Recounting a story from elementary school whereby she became highly interested in the Pythagorean Theorem and once asked her teacher about it, only to be shut down by being asked to not be so “curious,” she realized it would be up to her personally to take responsibility for learning about the very things she was most curious about. “To nurture our curiosities we need to challenge ourselves to develop a confidence when we encounter something new,” said Raffiee. “When was the last time you took that curiosity and developed it into a deeper thinking? This deep thinking is what I call natural curiosity.” To nurture curiosity, she encouraged the audience to develop a confidence to ask questions, think more deeply, and turn exploration into passion.
Similar to Raffiee’s challenge to explore that which piques our curiosity, Liz Wiseman helped to explain how being curious and approaching the world with “childlike wonder” actually leads to better learning experiences.
According to Wiseman, a prominent book author who teaches leadership to executives and emerging leaders around the world, “we find that when we’re new, a learner’s advantage kicks in. And in the process of asking, wondering, discovering, we tend to do our best thinking, often outperforming people with experience.” In her talk she recounted a story of rising up the ranks in management at Oracle soon after college graduation, always stepping into much larger roles than initially prepared for, which hence forced her to approach her work from an angle of intrigue and wonder. Because of her circumstance, she positioned herself to remain close to her stakeholders, she was never afraid to ask questions, and as a result she continued to learn and grow throughout her career until she eventually hit the point of being (and feeling) truly “qualified” to serve in her leadership roles. At that point, a funny thing happened: she became burned out. Eventually she experienced an “aha” moment while on vacation with her family that helped her to reconsider the way she approached life and work.
Having conducted significant research in the field of leadership and collective intelligence, Wiseman shared many statistics for how having a curiosity, interest in, and aptitude for play when approaching work can lead to much more beneficial outcomes. Quoting Alvin Toffler, she stated: “The illiterate of the 21st century will not be those who can’t read or write, but those you can’t learn, unlearn and relearn.” She urged the audience to always remember to ask questions, seek novelty, and play more. Our best learning happens when we are curious, engaged, and having fun.
Underscoring many of the excellent points made in Wiseman’s talk, Barry Posner next gave an insightful talk about the nature of leadership, and how both learning and staying curious are requirements for being a strong leader. In his talk, Posner —an eminent scholar and researcher, bestselling author, and award-winning teacher and educator—discussed the traits that make up a good leader and encouraged the audience to consider the reasons why we choose follow someone? He then delved into some of the insights from his research about leadership, stating: “Competency is an asset that depreciates over time. Good enough never is … leaders should be great learners,” once again proving that continued learning is a requirement for being successful.

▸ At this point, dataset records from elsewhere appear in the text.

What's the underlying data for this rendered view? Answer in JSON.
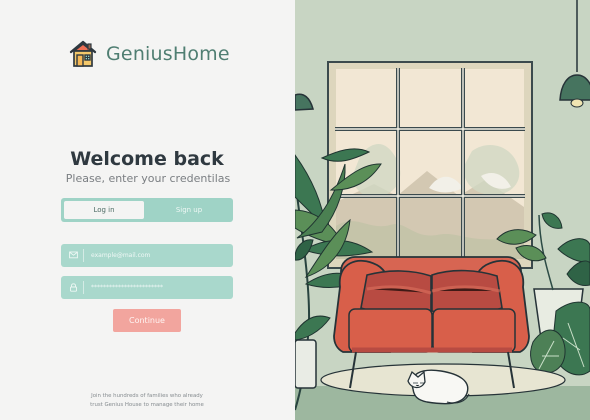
{
  "brand": {
    "name": "GeniusHome",
    "icon": "house-icon"
  },
  "login": {
    "heading": "Welcome back",
    "subtitle": "Please, enter your credentilas",
    "tabs": [
      {
        "label": "Log in"
      },
      {
        "label": "Sign up"
      }
    ],
    "email": {
      "placeholder": "example@mail.com",
      "icon": "mail-icon"
    },
    "password": {
      "placeholder": "************************",
      "icon": "lock-icon"
    },
    "continue_label": "Continue",
    "footer": [
      "Join the hundreds of families who already",
      "trust Genius House to manage their home"
    ]
  },
  "colors": {
    "brand_green": "#4f7e72",
    "mint": "#9fd3c6",
    "coral_button": "#f2a59e",
    "illustration_wall": "#c7d5c4",
    "sofa": "#d85f4a"
  }
}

Because credibility is the foundation of leadership, “leaders must be honest, competent, forward-looking and inspiring.” While the choice to be honest might be a personal virtue, competency is something that individuals must continuously strive toward achieving. A commitment to continued learning is therefore a baseline trait shared among leaders, for the ability to be a great learner allows for growth to happen, as well as for passions to emerge, ultimately underscoring competency, and the ability to be more inspiring, aka a great leader.